A PROPOSAL by a Welsh language group to scrap the name "Wales" in favour of "Cymru" was yesterday described as "bonkers" and "crackers".
Cymuned, the pressure group founded to defend Welsh-speaking communities, decided at its conference that because "Wales" derives from a Latin root meaning foreigner, it should no longer be used to designate our nation. Equally, people should no longer be described as "Welsh", but as "Cymro" or "Cymraes", depending whether they are male or female.
Cymuned also decided to call for English place names in Wales to be scrapped. Carmarthen would therefore always be referred to as Caerfyrddin, Brecon as Aberhonddu, Cardiff as Caerdydd and Swansea as Abertawe.
Cymuned spokesman Aran Jones said, "We think it is very realistic to get rid of the name Wales and always use Cymru. "At a time when the Assembly Government has decided our nation should become bilingual - meaning that in the longer term the aim is for everyone to be able to speak Welsh and English - we think it appropriate that a sense of communal belonging should be fostered. However loyal people may feel to 'Wales', the fact is that the name is an artificial construction that was forced on our country.
"It comes from a Latin root meaning 'foreigner', as does the term 'Walloons' in Belgium. The key point is that it's not a very nice thing for us to swallow.
"'Cymru' is the historical name given to our nation by its own people and it is right that it should be the sole official name of the country now."
On the issue of place names, Mr Jones said, "At present there is a very real barrier, with the same place having two sometimes very different names. Sometimes this results in confusion - it was only recently, for example, that I discovered that Llanelwy and St Asaph were the same place.
"Given the choice between using native original names and others imposed from outside, it surely makes sense to use the original."
Monmouth Tory AM David Davies said, "This is bonkers.
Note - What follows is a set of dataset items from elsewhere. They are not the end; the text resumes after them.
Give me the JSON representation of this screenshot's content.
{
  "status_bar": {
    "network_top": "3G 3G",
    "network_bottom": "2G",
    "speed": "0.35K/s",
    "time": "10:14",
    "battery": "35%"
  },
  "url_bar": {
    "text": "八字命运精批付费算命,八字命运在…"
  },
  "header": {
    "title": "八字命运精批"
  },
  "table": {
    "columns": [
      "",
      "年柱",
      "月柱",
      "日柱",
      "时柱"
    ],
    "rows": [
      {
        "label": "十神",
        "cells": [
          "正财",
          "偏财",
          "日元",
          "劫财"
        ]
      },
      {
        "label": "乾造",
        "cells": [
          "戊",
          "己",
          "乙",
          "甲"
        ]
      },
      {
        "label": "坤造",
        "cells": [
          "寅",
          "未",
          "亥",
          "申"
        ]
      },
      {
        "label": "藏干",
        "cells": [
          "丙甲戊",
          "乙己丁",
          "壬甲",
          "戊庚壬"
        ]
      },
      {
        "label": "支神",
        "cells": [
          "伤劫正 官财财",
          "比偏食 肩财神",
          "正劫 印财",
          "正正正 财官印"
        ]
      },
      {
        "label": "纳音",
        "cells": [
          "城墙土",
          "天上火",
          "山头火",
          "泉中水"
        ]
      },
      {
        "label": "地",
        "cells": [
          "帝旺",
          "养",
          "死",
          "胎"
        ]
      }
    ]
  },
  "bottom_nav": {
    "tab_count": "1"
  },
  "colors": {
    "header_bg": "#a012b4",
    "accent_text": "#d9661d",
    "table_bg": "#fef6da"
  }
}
I think Cymuned is in severe danger of creating a huge backlash at a time when increasing numbers of people are showing goodwill towards it.
"In Monmouthshire there is some resentment that still exists about bilingual road signs and any suggestion that the name Monmouth should be scrapped in favour of Mynwy would be greeted with outrage.
"As someone who has learned Welsh, I tend to use Welsh names when speaking Welsh and English ones when speaking English. There are place names in England that are derived from Welsh. Using Cymuned's logic, I suppose Dover, which derives from Dr, should be renamed Watertown.
"Cymuned has made a useful contribution to debates about affordable housing, for example, but if they are going to come up with ideas like this, they will not be taken seriously."
Rhondda Labour AM Leighton Andrews said, "I think Cymuned must be crackers. I am sure my constituents will continue to chant for Wales at football and rugby internationals at the Millennium Stadium. I can't see this one being much of a runner."
A Wales Tourist Board spokesman said, "The Wales Tourist Board ensures through its marketing logo - Wales (dragon image) Cymru - that there is recognition in the UK and internationally that we are a bilingual nation.
" It is essential when marketing to build on the current awareness of Wales as a recognisable brand name within the UK and as an emerging tourism destination for international visitors.
"We need to use the name that has most resonance with our potential visitor - in France for instance Wales would be Pays de Galles."
At its conference Cymuned also adopted a new strategy including an intention to publish a Declaration of the Rights of the Fro Gymraeg, a document which will call on all levels of government to recognise the existence and special requirements of Welsh-speaking areas.
"Geographic strongholds are essential in the process of defending and promoting any minority language," said Cymuned member Tim Webb, who has contributed significantly to developing the new strategy.